A Republican Leader Is Switching Districts, But It’s Not At All Because He’s Terrified of a Blue Wave

He’s not concerned about suburbanites turning on the GOP this November, no sir.

Elephant leaving

Mother Jones illustration; Getty Images

Chris Hagenow, the Republican majority leader in the Iowa House, is up for reelection this fall. But instead of running in the Des Moines-area district he’s represented for the last six years, he’s switching to a more conservative district nearby. He says he’s doing it to be closer to his kids’ school—but Democrats say Hagenow is swapping districts to avoid becoming yet another victim of 2018’s potential blue wave.

“He pretty vociferously maintains he’s not doing this so he can have an easier time at reelection,” Donna Hoffman, the head of the political science department at the University of Northern Iowa, told Mother Jones. “But all the data seems to suggest that he’s going to have an easier time in his reelection campaign.”

That’s because voters in Hagenow’s District 43 fit the profile of the educated, white suburbanites who nationwide have abandoned Donald Trump’s GOP more than half its voters cast their ballots for Hillary Clinton in the 2016 election.
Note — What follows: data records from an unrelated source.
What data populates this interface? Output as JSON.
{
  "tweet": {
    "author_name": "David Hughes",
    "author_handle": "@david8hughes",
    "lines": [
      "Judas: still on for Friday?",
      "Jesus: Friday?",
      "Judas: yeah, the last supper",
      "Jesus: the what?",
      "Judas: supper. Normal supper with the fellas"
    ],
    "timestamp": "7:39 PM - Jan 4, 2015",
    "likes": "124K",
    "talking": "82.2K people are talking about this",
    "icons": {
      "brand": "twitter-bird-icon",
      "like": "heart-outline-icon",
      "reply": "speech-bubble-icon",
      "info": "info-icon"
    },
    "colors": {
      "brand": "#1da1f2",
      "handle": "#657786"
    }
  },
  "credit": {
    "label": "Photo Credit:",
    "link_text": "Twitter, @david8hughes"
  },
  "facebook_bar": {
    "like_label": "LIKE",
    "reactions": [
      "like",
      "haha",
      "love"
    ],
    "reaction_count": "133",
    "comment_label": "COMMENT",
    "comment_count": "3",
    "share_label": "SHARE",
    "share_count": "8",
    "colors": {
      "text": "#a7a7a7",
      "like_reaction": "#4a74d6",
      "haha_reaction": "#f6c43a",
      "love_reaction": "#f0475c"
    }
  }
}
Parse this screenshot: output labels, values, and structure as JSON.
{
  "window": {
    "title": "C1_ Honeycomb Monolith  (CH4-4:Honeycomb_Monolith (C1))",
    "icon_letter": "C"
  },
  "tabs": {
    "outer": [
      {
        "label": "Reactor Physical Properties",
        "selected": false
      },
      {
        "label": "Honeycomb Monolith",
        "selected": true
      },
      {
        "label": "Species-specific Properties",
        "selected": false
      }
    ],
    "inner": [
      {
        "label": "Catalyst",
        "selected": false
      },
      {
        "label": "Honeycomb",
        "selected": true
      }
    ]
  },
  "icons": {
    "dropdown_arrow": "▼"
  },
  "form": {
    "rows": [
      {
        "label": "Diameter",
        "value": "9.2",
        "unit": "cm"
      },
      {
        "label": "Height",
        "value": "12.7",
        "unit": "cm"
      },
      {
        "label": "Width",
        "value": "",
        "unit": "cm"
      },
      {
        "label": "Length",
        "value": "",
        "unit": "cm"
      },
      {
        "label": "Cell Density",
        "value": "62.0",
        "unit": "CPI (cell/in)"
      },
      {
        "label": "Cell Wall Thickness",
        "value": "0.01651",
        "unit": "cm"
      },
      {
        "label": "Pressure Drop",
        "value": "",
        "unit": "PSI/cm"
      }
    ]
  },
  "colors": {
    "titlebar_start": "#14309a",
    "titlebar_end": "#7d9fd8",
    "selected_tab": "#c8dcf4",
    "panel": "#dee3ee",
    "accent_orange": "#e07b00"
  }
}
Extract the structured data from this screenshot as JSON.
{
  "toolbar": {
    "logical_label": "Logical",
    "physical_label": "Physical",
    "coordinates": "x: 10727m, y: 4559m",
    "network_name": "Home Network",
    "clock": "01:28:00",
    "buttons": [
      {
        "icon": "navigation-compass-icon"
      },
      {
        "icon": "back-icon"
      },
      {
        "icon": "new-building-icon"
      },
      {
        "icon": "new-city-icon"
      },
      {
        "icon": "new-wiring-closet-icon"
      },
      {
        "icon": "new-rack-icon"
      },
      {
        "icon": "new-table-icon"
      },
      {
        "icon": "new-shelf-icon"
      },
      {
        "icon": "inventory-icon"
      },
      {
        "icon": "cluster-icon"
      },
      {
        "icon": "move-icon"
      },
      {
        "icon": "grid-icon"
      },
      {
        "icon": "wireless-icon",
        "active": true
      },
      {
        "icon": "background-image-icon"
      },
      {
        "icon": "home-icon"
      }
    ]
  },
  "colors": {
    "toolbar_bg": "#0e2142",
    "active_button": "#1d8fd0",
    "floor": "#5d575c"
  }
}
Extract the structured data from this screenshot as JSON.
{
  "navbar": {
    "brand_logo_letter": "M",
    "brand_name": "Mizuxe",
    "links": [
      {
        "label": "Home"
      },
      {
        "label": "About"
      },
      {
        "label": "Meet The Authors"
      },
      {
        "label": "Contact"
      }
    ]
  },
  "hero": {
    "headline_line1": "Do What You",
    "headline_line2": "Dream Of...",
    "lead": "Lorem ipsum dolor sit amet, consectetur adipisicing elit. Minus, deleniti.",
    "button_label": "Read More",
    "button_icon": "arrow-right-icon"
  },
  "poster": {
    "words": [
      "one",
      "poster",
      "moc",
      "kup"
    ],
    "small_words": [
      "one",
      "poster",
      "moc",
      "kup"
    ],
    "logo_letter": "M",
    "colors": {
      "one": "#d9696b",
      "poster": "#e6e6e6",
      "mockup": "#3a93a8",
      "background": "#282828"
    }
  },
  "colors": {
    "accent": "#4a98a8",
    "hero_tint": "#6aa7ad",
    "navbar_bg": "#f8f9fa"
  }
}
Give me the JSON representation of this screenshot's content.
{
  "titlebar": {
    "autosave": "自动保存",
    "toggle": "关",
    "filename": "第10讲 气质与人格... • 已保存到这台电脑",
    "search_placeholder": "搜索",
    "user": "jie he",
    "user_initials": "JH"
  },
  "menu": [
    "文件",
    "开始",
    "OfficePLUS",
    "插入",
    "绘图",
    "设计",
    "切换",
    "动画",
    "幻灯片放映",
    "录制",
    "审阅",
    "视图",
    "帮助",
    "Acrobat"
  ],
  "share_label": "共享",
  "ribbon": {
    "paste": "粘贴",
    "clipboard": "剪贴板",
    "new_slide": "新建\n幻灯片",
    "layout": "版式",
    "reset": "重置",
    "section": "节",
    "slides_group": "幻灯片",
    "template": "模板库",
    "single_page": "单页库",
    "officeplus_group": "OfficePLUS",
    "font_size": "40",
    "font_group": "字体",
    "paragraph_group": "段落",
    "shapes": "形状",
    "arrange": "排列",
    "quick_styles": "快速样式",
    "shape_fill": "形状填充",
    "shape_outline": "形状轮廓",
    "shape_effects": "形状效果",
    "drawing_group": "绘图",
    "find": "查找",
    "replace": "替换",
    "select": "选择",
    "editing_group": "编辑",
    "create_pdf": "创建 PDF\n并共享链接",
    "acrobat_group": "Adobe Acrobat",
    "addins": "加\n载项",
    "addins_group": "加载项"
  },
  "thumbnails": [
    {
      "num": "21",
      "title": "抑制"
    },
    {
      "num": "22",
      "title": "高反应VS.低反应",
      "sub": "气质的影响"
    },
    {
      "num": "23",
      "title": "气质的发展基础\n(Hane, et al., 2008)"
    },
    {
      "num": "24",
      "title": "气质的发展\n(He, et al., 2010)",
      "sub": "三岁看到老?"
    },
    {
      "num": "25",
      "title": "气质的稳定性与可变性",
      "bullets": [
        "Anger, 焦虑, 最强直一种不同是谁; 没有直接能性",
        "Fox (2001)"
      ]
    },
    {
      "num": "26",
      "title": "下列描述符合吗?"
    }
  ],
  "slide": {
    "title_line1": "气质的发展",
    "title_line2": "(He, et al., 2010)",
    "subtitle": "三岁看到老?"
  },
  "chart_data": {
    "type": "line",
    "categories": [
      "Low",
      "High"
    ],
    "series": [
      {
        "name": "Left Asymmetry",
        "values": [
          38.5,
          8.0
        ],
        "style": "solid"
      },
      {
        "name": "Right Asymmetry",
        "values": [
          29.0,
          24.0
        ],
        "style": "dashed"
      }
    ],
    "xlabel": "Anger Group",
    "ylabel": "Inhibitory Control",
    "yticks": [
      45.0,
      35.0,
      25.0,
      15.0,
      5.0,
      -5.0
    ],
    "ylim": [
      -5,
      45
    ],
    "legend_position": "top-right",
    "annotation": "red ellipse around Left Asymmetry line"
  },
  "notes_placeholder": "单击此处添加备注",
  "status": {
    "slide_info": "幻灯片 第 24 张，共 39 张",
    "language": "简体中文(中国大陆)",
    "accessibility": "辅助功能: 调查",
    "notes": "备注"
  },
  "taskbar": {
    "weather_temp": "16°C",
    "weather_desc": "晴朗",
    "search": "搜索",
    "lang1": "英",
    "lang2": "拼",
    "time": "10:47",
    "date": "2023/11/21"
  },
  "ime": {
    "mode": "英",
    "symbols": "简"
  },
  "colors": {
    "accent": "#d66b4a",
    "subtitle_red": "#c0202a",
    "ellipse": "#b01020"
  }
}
Hagenow, a conservative Republican, won reelection that year by more than 3 percentage points, but now he’s the kind of legislator being targeted across the country by an energized Democratic base.

Perhaps feeling this pressure, in March Hagenow filed to run in District 19, which is located several districts north of District 43. It will require him to physically move homes to the GOP stronghold, where Republicans outnumber Democrats by about 4,500 people and where Trump took 57 percent of the votes in 2016. Although District 43 is evenly split between Republicans, Democrats, and independents, Hagenow told the Des Moines Register the districts’ demographics had nothing to do with the change. (Hagenow did not respond to repeated requests for comment from Mother Jones.)

State-level Democratic candidates in Iowa have outperformed Clinton in every special election since November 2016, according to Daily Kos Elections. The Democratic Legislative Campaign Committee, the party organization focused on state House and Senate races, is trying to flip the Iowa House this November and is using issues like reproductive rights—Iowa’s Republican governor, Kim Reynolds, signed the most restrictive abortion ban in the country in early May—to make inroads in the state’s suburbs.

The DLCC’s pick to run in District 43 is Drake University professor and small business owner Jennifer Konfrst, who lost to Hagenow in 2016 by some 500 votes. She’ll face Republican attorney Michael Boal.

Meanwhile, Hagenow will likely win District 19. The Republican incumbent who won the seat in 2016 with almost 60 percent of the vote opted not to seek reelection. But, should a blue wave hit Iowa, the number of safely conservative seats will dwindle, said DLCC head Jessica Post.

“There’s only so much real estate,” she said, “that you can move to.”